Polycystic ovary syndrome is more common in obese women and those with a family history of PCOS.

While this syndrome has no cure, diet and exercise can help control symptoms.

Ketogenic diet or keto diet is especially effective for the control of polycystic ovary syndrome because it helps to control insulin levels in the blood reliably and consistently.

In 2005, a small study was conducted with 11 women with polycystic ovary syndrome or PCOS. These women followed a ketogenic diet for six months. Five of them completed the study. These 5 women lost weight, improved their hormonal status and showed a reduction in the amount of body hair. Two of them could get pregnant even when they had previous fertility problems.

Follow a low-carb food program such as the ketogenic diet, helps reduce insulin and therefore reverts resistance to it in women with polycystic ovarian syndrome, which helps to balance the hormonal system.

As a result, it allows you to ovulate regularly and have a normal menstrual cycle, while minimizing or eliminating other symptoms linked to PCOS.

The ketogenic diet and pregnancy
The first thing that should be highlighted is that pregnant women should not follow any dietary program to lose weight. It is necessary that pregnant women eat in a balanced way without excess sugar to avoid gaining weight and other complications.

When following a diet of this type, remember that your body changes its main source of energy (glucose) thanks to ketone and, in addition, goes through a difficult adaptation process; therefore, your pregnancy could be affected.

This stage of adaptation, which can last for days or weeks, is one of the reasons given by Dr. Michael Fox to start the ketogenic diet two to three months before getting pregnant, that is, to go through the adaptation period before gestation.

Following a ketogenic diet can be safe during pregnancy if you take into account the experience of those women who have followed this diet and the opinion of the fertility doctors, gynecologists and nutritionists who recommend it.

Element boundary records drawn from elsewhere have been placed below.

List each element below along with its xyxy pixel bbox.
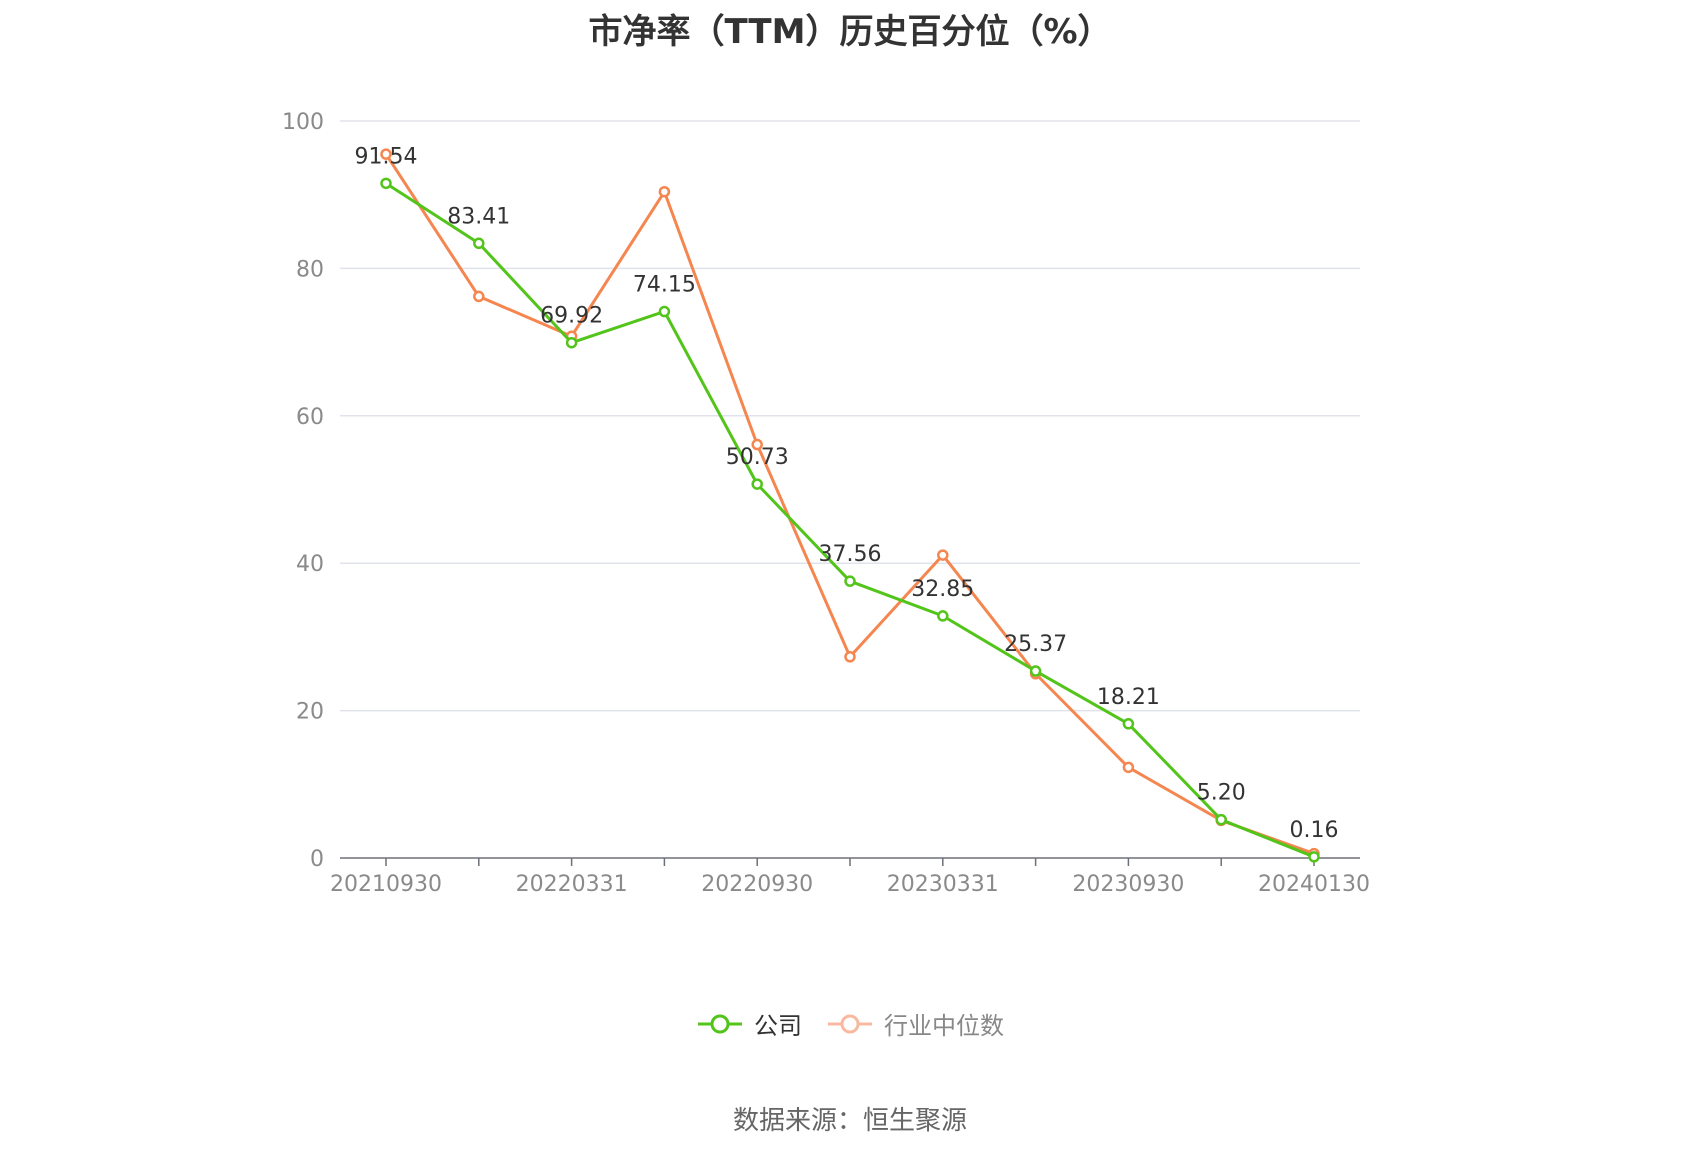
legend-label-industry: 行业中位数 [884,1012,1004,1040]
data-point-company [380,177,392,190]
data-point-company [751,478,763,490]
data-label: 25.37 [1004,632,1067,657]
data-source: 数据来源：恒生聚源 [732,1106,967,1136]
data-point-company [565,336,578,349]
legend-item-company[interactable]: 公司 [696,1006,802,1041]
data-point-industry [658,186,671,198]
series-line-company [385,182,1315,859]
x-tick-label: 20220331 [516,872,628,897]
y-tick-label: 60 [296,405,324,430]
data-label: 37.56 [819,542,882,567]
x-tick-label: 20220930 [701,872,813,897]
data-point-industry [1122,761,1135,774]
data-point-industry [937,549,949,561]
y-tick-label: 100 [282,110,324,135]
data-point-company [1215,813,1227,826]
data-point-company [844,575,856,587]
x-axis [340,857,1360,866]
data-point-industry [751,438,763,451]
legend-marker-company [698,1014,742,1033]
data-label: 50.73 [726,445,789,470]
data-point-industry [380,148,392,160]
x-tick-label: 20230331 [887,872,999,897]
y-axis-tick-labels: 0 20 40 60 80 100 [282,110,324,872]
data-label: 69.92 [540,304,603,329]
legend-marker-industry [828,1014,872,1033]
data-point-industry [473,290,485,303]
data-point-company [1122,718,1135,730]
x-tick-label: 20210930 [330,872,442,897]
data-point-company [658,305,671,318]
data-label: 18.21 [1097,685,1160,710]
legend-label-company: 公司 [754,1012,802,1040]
data-point-company [1029,665,1042,677]
data-point-company [473,237,485,250]
legend: 公司 行业中位数 [0,1006,1700,1041]
y-tick-label: 20 [296,700,324,725]
data-label: 5.20 [1197,781,1246,806]
x-axis-tick-labels: 20210930 20220331 20220930 20230331 20230930… [330,872,1370,897]
x-tick-label: 20240130 [1258,872,1370,897]
data-labels: 91.54 83.41 69.92 74.15 50.73 37.56 32.85 25.37… [355,144,1339,842]
legend-item-industry[interactable]: 行业中位数 [826,1006,1004,1041]
data-point-company [937,610,949,622]
grid-lines [340,120,1360,712]
series-lines [380,148,1320,863]
y-tick-label: 40 [296,552,324,577]
data-label: 0.16 [1290,818,1339,843]
series-line-industry [384,153,1315,855]
data-label: 91.54 [355,144,418,169]
chart-title: 市净率（TTM）历史百分位（%） [588,12,1112,52]
data-point-company [1308,851,1320,863]
data-label: 74.15 [633,273,696,298]
y-tick-label: 80 [296,257,324,282]
data-label: 83.41 [447,204,510,229]
data-label: 32.85 [911,577,974,602]
data-point-industry [844,651,856,663]
x-tick-label: 20230930 [1072,872,1184,897]
y-tick-label: 0 [310,847,324,872]
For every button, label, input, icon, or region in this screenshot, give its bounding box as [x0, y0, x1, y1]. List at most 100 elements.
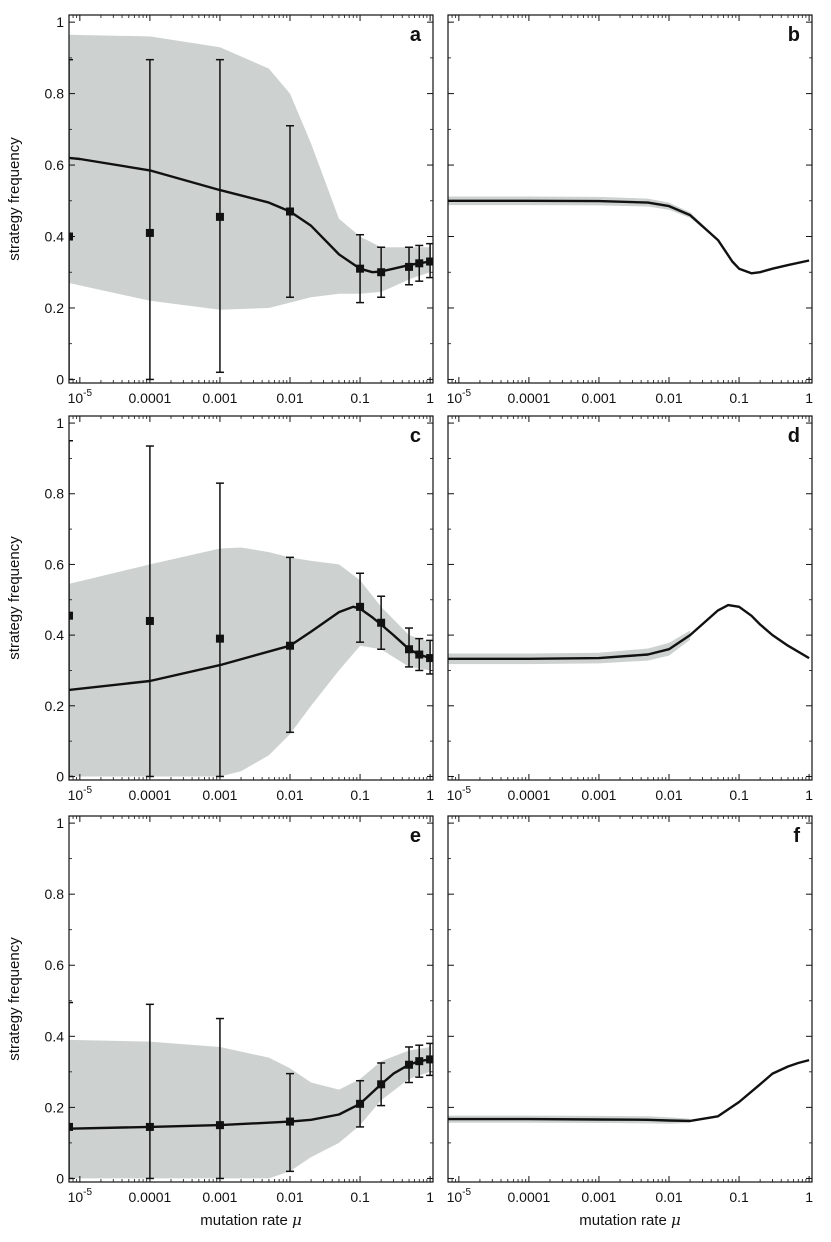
plot-frame: [447, 815, 813, 1183]
x-tick-label: 0.1: [729, 787, 749, 803]
x-tick-label: 0.1: [350, 390, 370, 406]
panel-letter: f: [793, 825, 800, 847]
x-axis-title: mutation rate μ: [200, 1211, 301, 1229]
x-tick-label: 0.0001: [507, 787, 550, 803]
panel-letter: c: [410, 425, 421, 447]
x-tick-label: 1: [805, 787, 813, 803]
panel-letter: b: [788, 24, 800, 46]
data-point: [405, 262, 414, 271]
x-tick-label: 10-5: [447, 785, 472, 803]
x-tick-label-exponent: -5: [462, 388, 471, 399]
confidence-band: [448, 196, 718, 241]
data-point: [69, 611, 73, 620]
y-tick-label: 0.4: [45, 1028, 65, 1044]
x-tick-label: 0.01: [655, 787, 682, 803]
x-tick-label: 0.1: [729, 390, 749, 406]
y-tick-label: 0.8: [45, 486, 65, 502]
data-point: [145, 228, 154, 237]
x-tick-label-base: 10: [447, 1189, 463, 1205]
series-line: [448, 1058, 810, 1123]
data-point: [415, 259, 424, 268]
data-point: [405, 645, 414, 654]
y-tick-label: 0.2: [45, 1099, 65, 1115]
plot-frame: [68, 14, 434, 384]
panel-f: 10-5 0.0001 0.001 0.01 0.1 1 f mutation rate μ: [447, 815, 813, 1229]
x-tick-label-exponent: -5: [83, 1187, 92, 1198]
x-tick-label: 10-5: [447, 1187, 472, 1205]
confidence-band: [69, 34, 431, 310]
x-tick-label-base: 10: [68, 1189, 84, 1205]
data-point: [286, 1117, 295, 1126]
y-tick-label: 0.4: [45, 229, 65, 245]
x-axis-title-text: mutation rate: [579, 1212, 671, 1229]
y-tick-label: 0.6: [45, 957, 65, 973]
y-tick-label: 1: [56, 415, 64, 431]
data-point: [215, 212, 224, 221]
data-point: [215, 1121, 224, 1130]
plot-area-b: [448, 196, 810, 275]
x-tick-label: 0.0001: [507, 1189, 550, 1205]
plot-area-c: [69, 439, 433, 778]
data-point: [356, 602, 365, 611]
x-tick-label: 0.001: [581, 787, 616, 803]
x-tick-label: 0.1: [729, 1189, 749, 1205]
y-tick-label: 1: [56, 14, 64, 30]
plot-frame: [68, 415, 434, 781]
data-point: [145, 1122, 154, 1131]
x-tick-label: 0.001: [202, 787, 237, 803]
y-axis-title: strategy frequency: [6, 937, 23, 1061]
x-tick-label: 10-5: [447, 388, 472, 406]
data-point: [426, 1055, 433, 1064]
x-tick-label: 0.0001: [128, 787, 171, 803]
x-tick-label: 0.001: [581, 1189, 616, 1205]
x-tick-label: 10-5: [68, 785, 93, 803]
y-tick-label: 0: [56, 371, 64, 387]
data-point: [377, 268, 386, 277]
data-point: [286, 641, 295, 650]
data-point: [286, 207, 295, 216]
data-point: [377, 1080, 386, 1089]
x-tick-label-exponent: -5: [83, 388, 92, 399]
y-tick-label: 0: [56, 1170, 64, 1186]
series-line: [448, 199, 810, 275]
x-tick-label: 0.0001: [128, 1189, 171, 1205]
panel-c: 10-5 0.0001 0.001 0.01 0.1 100.20.40.60.81cst…: [6, 415, 434, 803]
data-point: [426, 257, 433, 266]
data-point: [426, 654, 433, 663]
plot-frame: [447, 415, 813, 781]
plot-frame: [68, 815, 434, 1183]
y-tick-label: 0: [56, 768, 64, 784]
x-tick-label: 0.1: [350, 787, 370, 803]
panel-d: 10-5 0.0001 0.001 0.01 0.1 1 d: [447, 415, 813, 803]
data-point: [405, 1060, 414, 1069]
data-point: [415, 1057, 424, 1066]
x-tick-label: 0.01: [655, 1189, 682, 1205]
x-axis-title-symbol: μ: [671, 1211, 681, 1229]
x-tick-label-base: 10: [68, 787, 84, 803]
series-line: [448, 603, 810, 660]
x-tick-label-exponent: -5: [83, 785, 92, 796]
plot-frame: [447, 14, 813, 384]
panel-letter: a: [410, 24, 422, 46]
data-point: [356, 264, 365, 273]
data-point: [215, 634, 224, 643]
x-tick-label: 10-5: [68, 388, 93, 406]
x-tick-label: 1: [426, 787, 434, 803]
x-tick-label: 0.001: [202, 390, 237, 406]
x-tick-label: 0.01: [276, 390, 303, 406]
x-tick-label-base: 10: [447, 787, 463, 803]
y-tick-label: 0.6: [45, 556, 65, 572]
x-axis-title-text: mutation rate: [200, 1212, 292, 1229]
y-tick-label: 0.2: [45, 698, 65, 714]
panel-e: 10-5 0.0001 0.001 0.01 0.1 100.20.40.60.81est…: [6, 815, 434, 1229]
x-tick-label-base: 10: [447, 390, 463, 406]
x-axis-title: mutation rate μ: [579, 1211, 680, 1229]
x-tick-label-exponent: -5: [462, 1187, 471, 1198]
x-axis-title-symbol: μ: [292, 1211, 302, 1229]
x-tick-label: 1: [805, 390, 813, 406]
plot-area-a: [69, 34, 433, 381]
y-tick-label: 0.4: [45, 627, 65, 643]
y-tick-label: 0.8: [45, 86, 65, 102]
plot-area-f: [448, 1058, 810, 1124]
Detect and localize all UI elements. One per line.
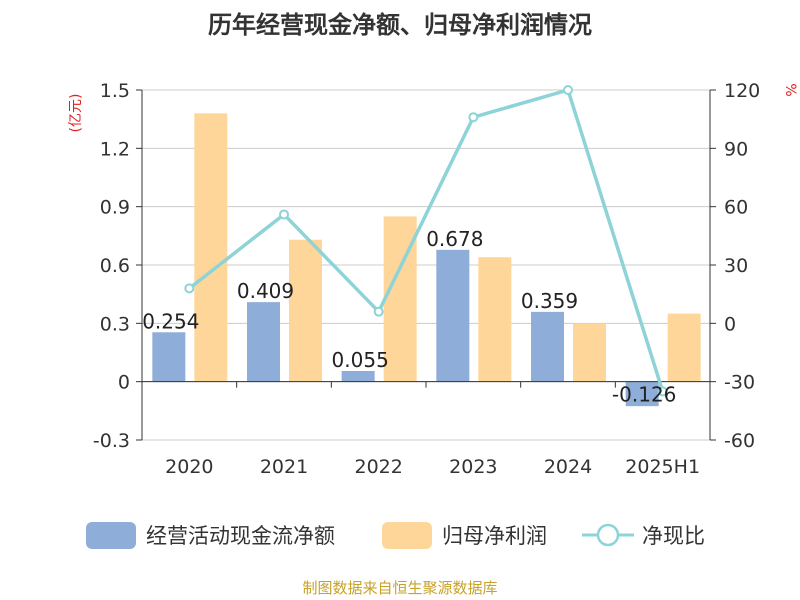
net-profit-bar[interactable] — [289, 239, 322, 382]
right-axis-tick-label: -60 — [724, 430, 755, 452]
cashflow-data-label: 0.055 — [332, 348, 389, 372]
left-axis-unit: (亿元) — [68, 94, 84, 133]
x-axis-tick-label: 2024 — [544, 456, 592, 478]
x-axis-tick-label: 2020 — [165, 456, 213, 478]
net-cash-ratio-line — [188, 87, 665, 392]
left-axis-tick-label: -0.3 — [93, 430, 130, 452]
legend-net-profit-swatch[interactable] — [382, 522, 432, 549]
net-profit-bar[interactable] — [194, 113, 228, 382]
right-axis-tick-label: 120 — [724, 80, 760, 102]
cashflow-data-label: 0.678 — [426, 227, 483, 251]
source-note: 制图数据来自恒生聚源数据库 — [302, 579, 497, 597]
cashflow-data-label: 0.359 — [521, 289, 578, 313]
left-axis-tick-label: 1.5 — [100, 80, 130, 102]
cashflow-bar[interactable] — [152, 332, 186, 382]
net-cash-ratio-point[interactable] — [279, 209, 289, 220]
x-axis-tick-label: 2023 — [449, 456, 497, 478]
cashflow-bar[interactable] — [341, 370, 375, 382]
right-axis-tick-label: -30 — [724, 372, 755, 394]
right-axis-tick-label: 90 — [724, 138, 748, 160]
net-cash-ratio-point[interactable] — [184, 283, 195, 294]
left-axis-tick-label: 1.2 — [100, 138, 130, 160]
x-axis-tick-label: 2021 — [260, 456, 308, 478]
right-axis-tick-label: 0 — [724, 313, 736, 335]
legend-net-profit-label[interactable]: 归母净利润 — [442, 524, 547, 548]
legend-net-cash-ratio-swatch-marker[interactable] — [596, 523, 620, 547]
cashflow-data-label: 0.254 — [142, 309, 199, 333]
legend-cashflow-label[interactable]: 经营活动现金流净额 — [146, 524, 335, 548]
x-axis-tick-label: 2025H1 — [625, 456, 700, 478]
net-cash-ratio-point[interactable] — [468, 112, 479, 123]
net-cash-ratio-point[interactable] — [373, 306, 384, 317]
right-axis-tick-label: 60 — [724, 197, 748, 219]
net-profit-bar[interactable] — [478, 257, 512, 382]
chart-title: 历年经营现金净额、归母净利润情况 — [208, 11, 592, 39]
axes-layer: -0.3 0 0.3 0.6 0.9 1.2 1.5 -60 -30 0 30 60 90 120 2020… — [93, 80, 760, 478]
cashflow-bar[interactable] — [247, 302, 280, 382]
net-profit-bar[interactable] — [573, 323, 606, 382]
cashflow-data-label: -0.126 — [612, 383, 676, 407]
data-labels-layer: 0.254 0.409 0.055 0.678 0.359 -0.126 — [142, 227, 676, 407]
net-cash-ratio-point[interactable] — [657, 386, 668, 397]
left-axis-tick-label: 0.9 — [100, 197, 130, 219]
cashflow-bar[interactable] — [436, 249, 470, 382]
cashflow-data-label: 0.409 — [237, 279, 294, 303]
legend-cashflow-swatch[interactable] — [86, 522, 136, 549]
right-axis-unit: % — [782, 83, 798, 96]
bars-layer — [152, 113, 701, 407]
left-axis-tick-label: 0.6 — [100, 255, 130, 277]
net-profit-bar[interactable] — [667, 313, 701, 382]
x-axis-tick-label: 2022 — [354, 456, 402, 478]
legend: 经营活动现金流净额 归母净利润 净现比 — [86, 522, 705, 549]
line-layer — [184, 85, 668, 397]
cashflow-bar[interactable] — [625, 381, 659, 407]
legend-net-cash-ratio-label[interactable]: 净现比 — [642, 524, 705, 548]
cashflow-bar[interactable] — [531, 311, 564, 382]
left-axis-tick-label: 0.3 — [100, 313, 130, 335]
left-axis-tick-label: 0 — [118, 372, 130, 394]
net-cash-ratio-point[interactable] — [563, 85, 573, 95]
right-axis-tick-label: 30 — [724, 255, 748, 277]
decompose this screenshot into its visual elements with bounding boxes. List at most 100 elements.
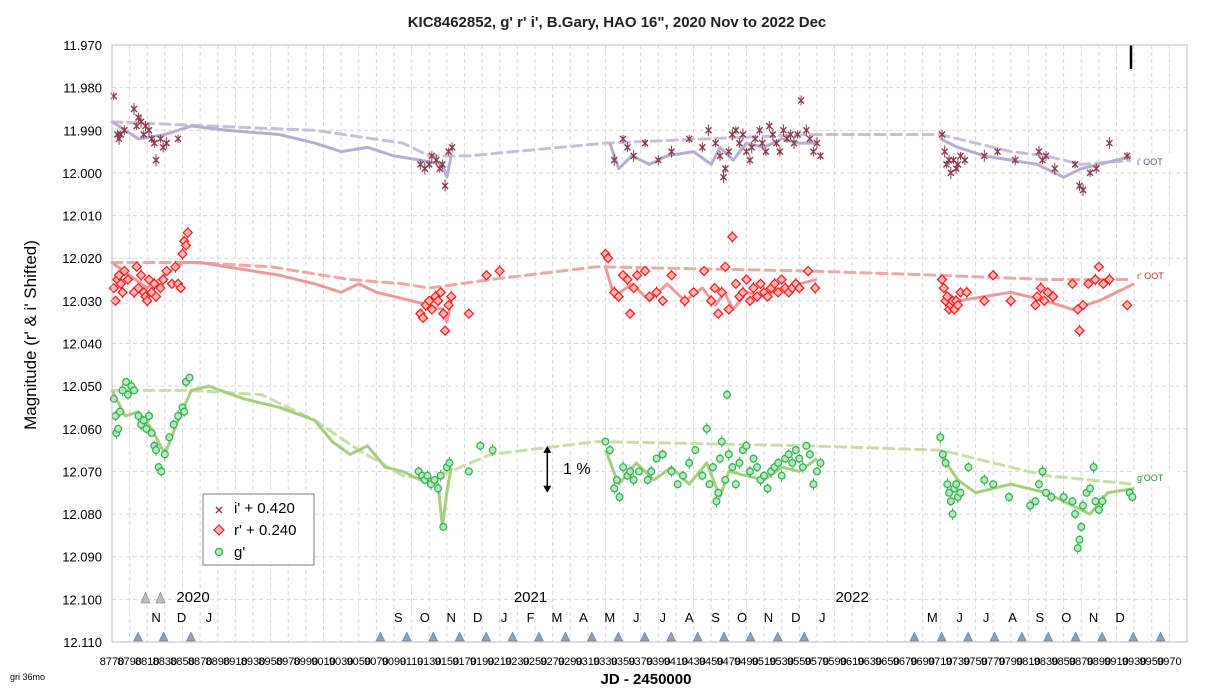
x-tick-label: 9290: [558, 656, 582, 668]
month-label: N: [1089, 610, 1098, 625]
data-point-r: [651, 286, 662, 298]
y-tick-label: 12.110: [63, 635, 102, 650]
data-point-i: [762, 148, 770, 156]
data-point-r: [987, 269, 999, 281]
month-triangle: [1043, 631, 1054, 642]
data-point-g: [791, 446, 800, 455]
data-point-r: [426, 304, 438, 315]
data-point-g: [165, 433, 174, 442]
data-point-r: [952, 299, 964, 311]
data-point-i: [769, 131, 777, 139]
data-point-r: [793, 282, 805, 294]
data-point-r: [1121, 299, 1133, 311]
oot-label-bg-r: [1131, 267, 1178, 283]
data-point-g: [964, 463, 973, 472]
month-label: A: [1008, 610, 1017, 625]
data-point-g: [980, 475, 989, 484]
data-point-g: [705, 480, 714, 489]
data-point-g: [152, 446, 161, 455]
data-point-r: [1035, 282, 1047, 294]
month-triangle: [1128, 631, 1139, 642]
data-point-i: [947, 169, 955, 177]
data-point-r: [1097, 278, 1109, 290]
x-tick-label: 9110: [400, 656, 424, 668]
month-label: N: [764, 610, 773, 625]
y-tick-labels: 11.970 11.980 11.990 12.000 12.010 12.020 12.0…: [62, 38, 102, 650]
data-point-i: [1051, 165, 1059, 173]
data-point-i: [725, 148, 733, 156]
data-point-i: [942, 160, 950, 168]
x-tick-label: 9210: [487, 656, 511, 668]
x-tick-label: 8910: [223, 656, 247, 668]
y-axis-label: Magnitude (r' & i' Shifted): [21, 240, 40, 430]
data-point-g: [698, 471, 707, 480]
data-point-i: [698, 143, 706, 151]
y-tick-label: 12.080: [62, 507, 102, 522]
data-point-i: [1079, 186, 1087, 194]
x-tick-label: 9030: [329, 656, 353, 668]
x-tick-label: 9670: [893, 656, 917, 668]
oot-label-g: g'OOT: [1137, 473, 1164, 483]
data-point-g: [123, 390, 132, 399]
x-tick-label: 9710: [928, 656, 952, 668]
data-point-r: [118, 265, 130, 277]
data-point-i: [152, 156, 160, 164]
month-label: M: [552, 610, 563, 625]
month-triangle: [1097, 631, 1107, 642]
month-label: D: [473, 610, 482, 625]
month-label: O: [737, 610, 747, 625]
data-point-g: [1042, 488, 1051, 497]
data-point-g: [724, 450, 733, 459]
data-point-r: [1077, 299, 1089, 311]
data-point-i: [961, 156, 969, 164]
data-point-r: [437, 308, 449, 319]
data-point-g: [667, 467, 676, 476]
x-tick-label: 8770: [100, 656, 124, 668]
legend: i' + 0.420 r' + 0.240 g': [202, 493, 315, 566]
data-point-i: [163, 139, 171, 147]
data-point-g: [174, 411, 183, 420]
grey-marker: [140, 591, 151, 604]
oot-line-2: [110, 388, 1136, 486]
data-point-r: [439, 325, 451, 337]
data-point-r: [723, 304, 735, 315]
data-point-g: [445, 458, 454, 467]
month-triangle: [719, 631, 729, 642]
month-triangle: [375, 631, 386, 642]
month-triangle: [799, 631, 810, 642]
month-label: D: [791, 610, 800, 625]
data-point-g: [488, 446, 497, 455]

These health professionals are accustomed to dealing with patients who follow a ketogenic diet during pregnancy, and therefore coincide in pointing out the benefits of this diet during pregnancy and lactation. It is certainly very useful in cases of gestational diabetes.

On the internet, there are multiple blogs that show opinions of women who continued their ketogenic food program throughout pregnancy and even during breastfeeding, and claim not to have felt discomfort; on the contrary, they point out the great benefits of this diet, which includes getting pregnant after multiple miscarriages.

However, I clarify that there are no scientific studies on the subject that support these opinions, then there is a lack of knowledge about it.

The best thing is that you act with prudence and moderately limit your carbohydrate intake during pregnancy and lactation.